Fleming likes this multi-talented model so much, she owns several of them: “I have three; they’re great machines!” (She uses them when her son’s hockey team comes over for dinner, in case you were wondering). Its air frying function replicates the crunchy exterior and tender interior of traditional deep frying, with 95% less oil. Aside from frying, the Omni Plus serves as a broiler, mini oven, rotisserie, dehydrator, roaster, toaster (with five toast settings), warmer/reheater, and convection oven. Its temperature settings range from 170 to 450 degrees Fahrenheit, with a double-layer glass door that retains heat while cooking. You can even make crisp-crusted pizzas in the Omni, which can fit a 12-inch pie.

Best Basket Style: Philips Premium Airfryer

“When it comes to basket-style fryers, I think Philips makes very good ones,” Laurence says, praising that they’re “well made and have a solid feel.” The basket’s mesh base allows for better airflow around the food, speeding up the cooking process and helping the food crisp, cook and brown on all sides, while the machine’s unique “fat removal technology” means all the oil you aren’t consuming gets collected during frying in the device’s base so you can incredulously dump it out and feel even better about that crispy yet less caloric feast. Having a mesh layer underneath the basket also serves a key safety purpose: to keep foods from flying up into the heating element while frying. Also, the Philips Premium is particularly easy to clean because its basket is simple to dismantle—and dishwasher-safe, to boot.

Best Smart: Cosori Smart WiFi Air Fryer

Rolnick uses this 5.8-quart high-tech pick at home. It consistently delivers “full-encompassing crispiness” and is roomy enough for “batch cooking for a family or reheating for just a couple,” he explains. It also connects to an app on your phone and can connect to Alexa or Google Assistant, so whoever is cooking can still spend time with the family or their guests—you can set the temperature and time, as well as monitor cooking progress, via voice command (through your smart home gadget of choice) or the app. There are also 11 preset options for things like fries, seafood, steak, and more, which are enabled either manually or via the app’s 100-plus recipes, which integrate the presets. It’s safe and straightforward, too: “the tray has a secure lock as well as a strong handle. It’s basically two trays in one as the inner tray is perforated so grease drips down and heat circulates best,” Rolnick says.

Ask the Experts

How do I preheat my air fryer?

Some air fryers have built-in preheat settings; if yours doesn’t, you can set it to 375 or 400 degrees Fahrenheit for five to seven minutes. While some models don’t require pre-heating, it may make for even crispier food by adding a little warm-up time to the process.

What’s the best way to clean an air fryer?

Clean the appliance every time you use it—“If you let grease get baked on, you’re destined for heartbreak or at least a lot of scrubbing,” says Laurence. Wash the walls with soapy water by hand and wipe the heating element with a damp sponge. Baskets, drip trays or drawers can usually go in the dishwasher, but check your manual first. “If you treat it well, you can have a well-made machine for years,” says Rolnick.
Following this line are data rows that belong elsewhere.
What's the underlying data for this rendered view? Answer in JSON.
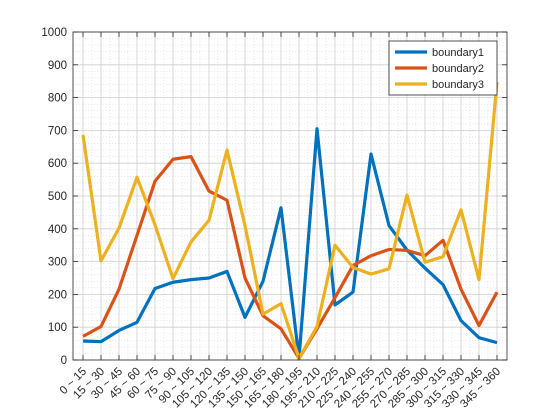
{
  "chart_data": {
    "type": "line",
    "title": "",
    "xlabel": "",
    "ylabel": "",
    "ylim": [
      0,
      1000
    ],
    "yticks": [
      0,
      100,
      200,
      300,
      400,
      500,
      600,
      700,
      800,
      900,
      1000
    ],
    "categories": [
      "0 ~ 15",
      "15 ~ 30",
      "30 ~ 45",
      "45 ~ 60",
      "60 ~ 75",
      "75 ~ 90",
      "90 ~ 105",
      "105 ~ 120",
      "120 ~ 135",
      "135 ~ 150",
      "150 ~ 165",
      "165 ~ 180",
      "180 ~ 195",
      "195 ~ 210",
      "210 ~ 225",
      "225 ~ 240",
      "240 ~ 255",
      "255 ~ 270",
      "270 ~ 285",
      "285 ~ 300",
      "300 ~ 315",
      "315 ~ 330",
      "330 ~ 345",
      "345 ~ 360"
    ],
    "grid": "on (major and minor)",
    "legend_position": "top-right",
    "series": [
      {
        "name": "boundary1",
        "color": "#0072BD",
        "values": [
          58,
          56,
          90,
          115,
          218,
          237,
          245,
          250,
          270,
          130,
          240,
          464,
          5,
          705,
          168,
          207,
          628,
          410,
          335,
          280,
          230,
          120,
          68,
          53
        ]
      },
      {
        "name": "boundary2",
        "color": "#D95319",
        "values": [
          72,
          102,
          216,
          380,
          545,
          612,
          620,
          515,
          487,
          250,
          135,
          95,
          5,
          95,
          190,
          288,
          318,
          337,
          334,
          318,
          365,
          216,
          105,
          207
        ]
      },
      {
        "name": "boundary3",
        "color": "#EDB120",
        "values": [
          686,
          302,
          402,
          557,
          412,
          248,
          360,
          426,
          640,
          410,
          140,
          172,
          5,
          102,
          350,
          282,
          262,
          278,
          503,
          298,
          315,
          458,
          245,
          848
        ]
      }
    ]
  }
}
Can I put foil in an air fryer?

Yes, though be sure to check your air fryer’s instructions first, as it’s not recommended for every model. It’s best to only use in basket-style fryers; avoid using foil with acidic foods like citrus and tomatoes that can react with aluminum, and be careful to use smaller foil pieces so you don’t block overall airflow.

Do I need to take any safety precautions?

“Make sure that you put something underneath [to protect] your counter,” says Fleming, who has received “hundreds of complaints” about counters that crack from the device’s heat.

Laurence also recommends putting water in the drip pan underneath the basket when cooking fatty foods (think: wagyu burgers, game-day chicken wings), because they will “spit and drip grease which accumulates in the pan below and can smoke or hit the heating element causing a little spark.” A bit of H2O helps dilute the grease that drips down, prevents it from smoking and “is just a good habit to adopt,” Laurence suggests.